Certification of No Effect Pursuant to 5 U.S.C. 605(b) (Regulatory 
Flexibility Act)

    The attached final rules will not, if promulgated, have a 
significant economic impact on a substantial number of small entities. 
The basis for this certification is that these regulations do not 
affect a substantial number of entities, and most covered entities are 
not ``small entities'' for purposes of the Regulatory Flexibility Act. 
Therefore the rules would not have a significant economic effect on a 
substantial number of small entities.

List of Subjects 11 CFR Part 9034

    Campaign funds, recordkeeping and reporting requirements.

    For the reasons set forth in the preamble, Subchapter A, Chapter I 
of Title 11 of the Code of Federal Regulations is amended to read as 
follows:

PART 9034--ENTITLEMENTS

    1. The authority citation for Part 9034 continues to read as 
follows:

    Authority: 26 U.S.C. 9034 and 9039(b).

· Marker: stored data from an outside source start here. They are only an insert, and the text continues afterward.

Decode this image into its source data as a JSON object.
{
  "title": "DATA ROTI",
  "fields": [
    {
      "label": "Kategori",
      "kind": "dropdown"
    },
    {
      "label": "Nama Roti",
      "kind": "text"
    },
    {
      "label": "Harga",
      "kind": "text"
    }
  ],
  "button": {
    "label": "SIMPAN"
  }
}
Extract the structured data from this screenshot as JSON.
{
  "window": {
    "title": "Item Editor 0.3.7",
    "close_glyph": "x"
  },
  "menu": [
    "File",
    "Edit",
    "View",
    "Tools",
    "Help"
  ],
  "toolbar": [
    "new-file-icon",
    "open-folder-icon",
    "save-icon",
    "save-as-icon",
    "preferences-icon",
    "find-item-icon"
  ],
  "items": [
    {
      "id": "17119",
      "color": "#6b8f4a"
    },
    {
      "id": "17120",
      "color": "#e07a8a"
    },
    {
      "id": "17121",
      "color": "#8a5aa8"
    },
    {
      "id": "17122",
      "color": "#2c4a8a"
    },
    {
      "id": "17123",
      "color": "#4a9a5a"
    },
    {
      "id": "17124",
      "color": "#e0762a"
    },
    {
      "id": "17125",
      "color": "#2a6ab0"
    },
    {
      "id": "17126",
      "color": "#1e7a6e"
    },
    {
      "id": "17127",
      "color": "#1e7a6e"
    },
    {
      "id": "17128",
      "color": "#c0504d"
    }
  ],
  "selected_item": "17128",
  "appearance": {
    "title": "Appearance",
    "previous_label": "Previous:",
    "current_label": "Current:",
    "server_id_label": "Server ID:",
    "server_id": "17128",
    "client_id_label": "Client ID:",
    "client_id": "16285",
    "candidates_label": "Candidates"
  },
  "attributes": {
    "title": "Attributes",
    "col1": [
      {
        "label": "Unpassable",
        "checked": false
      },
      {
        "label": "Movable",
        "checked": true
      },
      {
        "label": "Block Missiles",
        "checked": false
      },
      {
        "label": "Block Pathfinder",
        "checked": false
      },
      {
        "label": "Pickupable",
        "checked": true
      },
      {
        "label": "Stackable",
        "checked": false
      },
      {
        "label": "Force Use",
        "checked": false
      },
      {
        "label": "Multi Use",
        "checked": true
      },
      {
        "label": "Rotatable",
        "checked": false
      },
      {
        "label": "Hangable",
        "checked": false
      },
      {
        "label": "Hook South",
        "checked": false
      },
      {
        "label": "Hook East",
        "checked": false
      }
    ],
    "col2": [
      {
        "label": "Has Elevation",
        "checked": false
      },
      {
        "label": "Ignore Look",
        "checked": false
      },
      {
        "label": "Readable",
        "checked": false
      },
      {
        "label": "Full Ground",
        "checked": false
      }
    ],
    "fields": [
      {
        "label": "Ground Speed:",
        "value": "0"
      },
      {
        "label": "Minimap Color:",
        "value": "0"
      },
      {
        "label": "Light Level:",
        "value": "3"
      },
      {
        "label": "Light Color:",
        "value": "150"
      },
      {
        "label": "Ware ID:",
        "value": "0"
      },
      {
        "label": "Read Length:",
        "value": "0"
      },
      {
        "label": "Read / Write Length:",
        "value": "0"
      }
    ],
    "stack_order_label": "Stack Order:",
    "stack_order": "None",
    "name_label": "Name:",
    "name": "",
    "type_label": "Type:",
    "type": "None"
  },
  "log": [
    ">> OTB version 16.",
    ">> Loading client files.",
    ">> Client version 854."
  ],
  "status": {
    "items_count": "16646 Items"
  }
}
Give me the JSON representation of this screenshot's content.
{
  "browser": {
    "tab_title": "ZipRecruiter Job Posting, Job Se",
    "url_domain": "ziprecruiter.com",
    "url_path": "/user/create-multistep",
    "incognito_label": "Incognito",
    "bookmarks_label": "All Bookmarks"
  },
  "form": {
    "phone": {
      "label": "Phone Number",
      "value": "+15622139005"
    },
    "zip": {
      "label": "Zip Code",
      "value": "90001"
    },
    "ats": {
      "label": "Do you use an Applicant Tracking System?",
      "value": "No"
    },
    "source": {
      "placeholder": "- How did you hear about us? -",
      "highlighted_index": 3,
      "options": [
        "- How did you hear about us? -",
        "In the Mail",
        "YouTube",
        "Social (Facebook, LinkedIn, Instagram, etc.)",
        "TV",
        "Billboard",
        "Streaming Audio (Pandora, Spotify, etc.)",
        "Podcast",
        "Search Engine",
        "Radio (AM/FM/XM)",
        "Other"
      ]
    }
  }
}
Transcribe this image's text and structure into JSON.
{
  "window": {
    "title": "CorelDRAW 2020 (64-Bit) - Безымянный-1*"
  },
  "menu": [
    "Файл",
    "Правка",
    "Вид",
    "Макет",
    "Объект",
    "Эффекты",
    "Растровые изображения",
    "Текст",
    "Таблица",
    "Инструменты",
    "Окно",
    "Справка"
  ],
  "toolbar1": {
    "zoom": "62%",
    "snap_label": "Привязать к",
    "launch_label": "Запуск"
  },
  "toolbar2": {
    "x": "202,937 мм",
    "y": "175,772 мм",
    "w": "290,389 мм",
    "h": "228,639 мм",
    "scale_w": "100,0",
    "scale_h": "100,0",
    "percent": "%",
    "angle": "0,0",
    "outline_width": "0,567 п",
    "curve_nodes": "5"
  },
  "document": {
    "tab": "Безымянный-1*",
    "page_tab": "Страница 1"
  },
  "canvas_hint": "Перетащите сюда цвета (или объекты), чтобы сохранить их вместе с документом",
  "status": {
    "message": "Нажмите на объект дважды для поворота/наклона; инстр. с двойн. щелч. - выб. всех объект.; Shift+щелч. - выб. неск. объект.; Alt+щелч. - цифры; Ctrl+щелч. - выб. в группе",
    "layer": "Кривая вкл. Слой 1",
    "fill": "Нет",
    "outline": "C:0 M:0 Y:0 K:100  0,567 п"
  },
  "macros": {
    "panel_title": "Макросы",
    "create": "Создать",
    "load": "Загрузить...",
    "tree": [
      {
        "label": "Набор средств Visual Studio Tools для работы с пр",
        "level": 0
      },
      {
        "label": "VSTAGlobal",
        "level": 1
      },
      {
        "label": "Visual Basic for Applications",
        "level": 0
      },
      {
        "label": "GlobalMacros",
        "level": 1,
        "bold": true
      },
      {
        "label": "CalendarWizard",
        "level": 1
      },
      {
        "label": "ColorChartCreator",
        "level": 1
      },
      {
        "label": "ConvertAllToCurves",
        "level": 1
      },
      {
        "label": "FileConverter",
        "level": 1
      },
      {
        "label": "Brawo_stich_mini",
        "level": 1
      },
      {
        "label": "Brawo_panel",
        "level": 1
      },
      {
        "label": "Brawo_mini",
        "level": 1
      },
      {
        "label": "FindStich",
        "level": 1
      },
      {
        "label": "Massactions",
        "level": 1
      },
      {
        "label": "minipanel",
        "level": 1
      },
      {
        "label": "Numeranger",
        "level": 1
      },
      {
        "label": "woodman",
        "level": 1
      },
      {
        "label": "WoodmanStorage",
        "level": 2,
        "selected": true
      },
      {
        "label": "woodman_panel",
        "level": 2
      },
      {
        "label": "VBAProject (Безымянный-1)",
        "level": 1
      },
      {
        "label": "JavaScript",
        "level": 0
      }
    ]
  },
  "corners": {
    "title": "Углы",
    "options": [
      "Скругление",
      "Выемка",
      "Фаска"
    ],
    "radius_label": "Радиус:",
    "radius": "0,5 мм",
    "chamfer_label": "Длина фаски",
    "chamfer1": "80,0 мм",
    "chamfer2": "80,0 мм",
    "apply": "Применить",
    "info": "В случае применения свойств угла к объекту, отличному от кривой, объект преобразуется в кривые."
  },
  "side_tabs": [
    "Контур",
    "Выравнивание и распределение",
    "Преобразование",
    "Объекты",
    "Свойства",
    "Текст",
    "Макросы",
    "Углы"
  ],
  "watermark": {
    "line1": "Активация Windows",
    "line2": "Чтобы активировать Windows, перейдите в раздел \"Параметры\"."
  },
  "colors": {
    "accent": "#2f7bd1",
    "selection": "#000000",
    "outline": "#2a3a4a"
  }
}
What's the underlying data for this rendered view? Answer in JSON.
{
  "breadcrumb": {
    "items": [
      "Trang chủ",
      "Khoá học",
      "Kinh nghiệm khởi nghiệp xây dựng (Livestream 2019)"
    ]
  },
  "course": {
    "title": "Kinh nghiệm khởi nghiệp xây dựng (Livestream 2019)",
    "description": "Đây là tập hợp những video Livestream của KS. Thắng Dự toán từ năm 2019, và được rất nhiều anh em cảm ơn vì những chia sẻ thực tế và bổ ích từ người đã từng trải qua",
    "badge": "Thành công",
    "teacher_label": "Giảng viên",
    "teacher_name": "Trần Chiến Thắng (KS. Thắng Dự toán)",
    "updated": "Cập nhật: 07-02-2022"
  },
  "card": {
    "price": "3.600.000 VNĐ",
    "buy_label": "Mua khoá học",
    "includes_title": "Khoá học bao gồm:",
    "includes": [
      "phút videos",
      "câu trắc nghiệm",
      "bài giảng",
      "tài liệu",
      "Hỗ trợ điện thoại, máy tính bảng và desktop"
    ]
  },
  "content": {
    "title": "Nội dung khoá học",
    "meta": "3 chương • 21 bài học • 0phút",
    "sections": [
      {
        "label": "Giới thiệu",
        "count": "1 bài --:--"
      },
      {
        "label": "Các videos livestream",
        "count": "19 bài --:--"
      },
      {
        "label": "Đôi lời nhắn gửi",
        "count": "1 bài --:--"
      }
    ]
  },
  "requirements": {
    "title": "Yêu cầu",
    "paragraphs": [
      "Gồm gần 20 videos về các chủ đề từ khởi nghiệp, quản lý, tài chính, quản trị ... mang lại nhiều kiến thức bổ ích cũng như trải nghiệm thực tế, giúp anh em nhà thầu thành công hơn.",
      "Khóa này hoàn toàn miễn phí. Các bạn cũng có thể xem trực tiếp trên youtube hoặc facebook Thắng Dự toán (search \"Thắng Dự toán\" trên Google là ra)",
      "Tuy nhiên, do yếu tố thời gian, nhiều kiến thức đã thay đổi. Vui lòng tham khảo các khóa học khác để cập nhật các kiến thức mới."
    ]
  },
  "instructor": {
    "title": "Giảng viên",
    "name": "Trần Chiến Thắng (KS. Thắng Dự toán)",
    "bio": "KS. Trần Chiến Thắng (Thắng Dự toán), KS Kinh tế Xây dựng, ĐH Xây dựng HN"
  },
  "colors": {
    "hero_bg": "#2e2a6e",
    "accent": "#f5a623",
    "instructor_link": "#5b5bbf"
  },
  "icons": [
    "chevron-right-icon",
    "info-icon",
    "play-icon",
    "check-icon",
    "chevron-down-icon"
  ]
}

    2. Section 9034.2 is amended by revising paragraph (b), by adding a 
sentence at the end of the introductory text of paragraph (c), and by 
adding new paragraph (c)(8), to read as follows:


Sec. 9034.2  Matchable contributions.

* * * * *
    (b) For purposes of this section, the term written instrument means 
a check written on a personal, escrow or trust account representing or 
containing the contributor's personal funds; a money order; any similar 
negotiable instrument; or, for contributions by credit or debit card, a 
paper record, or an electronic record that can be reproduced on paper, 
of the transaction. For purposes of this section, the term written 
instrument also means, in the case of a contribution by a credit card 
or debit card, either a transaction slip or other writing signed by the 
cardholder, or in the case of such a contribution made over the 
Internet, an electronic record of the transaction created and 
transmitted by the cardholder, and including the name of the cardholder 
and the card number, which can be maintained electronically and 
reproduced in a written form by the recipient candidate or candidate's 
committee.
    (c) * * * For purposes of this section, the term signature means, 
in the case of a contribution by a credit card or debit card, either an 
actual signature by the cardholder who is the donor on a transaction 
slip or other writing, or in the case of such a contribution made over 
the Internet, the full name and card number of the cardholder who is 
the donor, entered and transmitted by the cardholder.
* * * * *
    (8) Contributions by credit or debit card are matchable 
contributions, provided that:
    (i) The requirements of paragraph (b) of this section concerning a 
written instrument and of paragraph (c) of this section concerning a 
signature are satisfied. Contributions by credit card or debit card 
where the cardholder's name and card number are given to the recipient 
candidate or candidate's committee only orally are not matchable.
    (ii) Evidence is submitted by the committee that the contributor 
has affirmed that the contribution is from personal funds and not from 
funds otherwise prohibited by law.
    3. Section 9034.3 is amended by removing the phrase ``or credit 
card transaction'' in paragraph (c).

    Dated: June 11, 1999.
Scott E. Thomas,
Chairman, Federal Election Commission.